O Superior Tribunal Militar analisa nesta quarta-feira (24/6) o recurso da defesa de Jair Bolsonaro contra a decisão que rejeitou o pedido de suspeição do brigadeiro do ar Francisco Joseli Parente Camelo, cuja atuação pode influenciar a possível indignidade do ex?governante para o oficialato e, consequentemente, a perda da patente de capitão reformado.

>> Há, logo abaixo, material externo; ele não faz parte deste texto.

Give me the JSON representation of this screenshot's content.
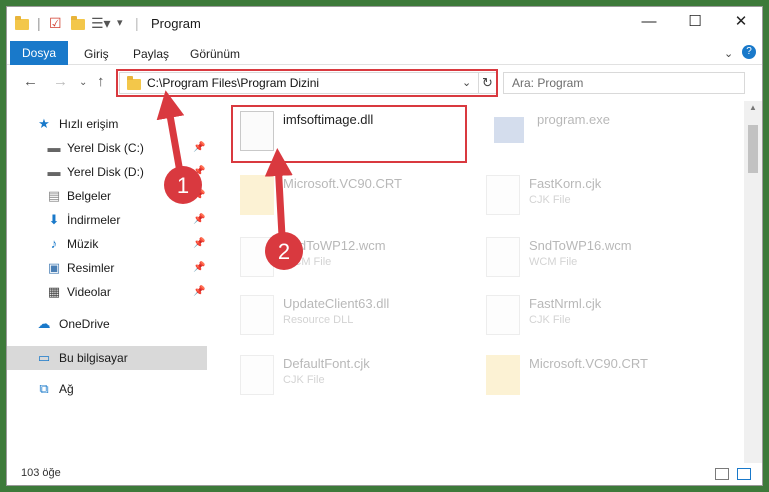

A defesa sustenta que Camelo não possuía imparcialidade para julgar o caso, citando manifestações públicas associadas ao julgamento de Bolsonaro no STF. A presidente do STM, a ministra Maria Elizabeth Rocha, negou o pedido, alegando que os fatos apresentados não se enquadram nas hipóteses legais de suspeição. Com a negativa, o recurso foi transformado em agravo para análise pelo plenário da Corte Militar.
Segundo os advogados, o brigadeiro teria se manifestado sobre o julgamento de Bolsonaro no STF, o que, na visão da defesa, evidenciaria parcialidade suficiente para justificar a suspeição. A defesa aguarda a decisão do agravo pelo colegiado do STM.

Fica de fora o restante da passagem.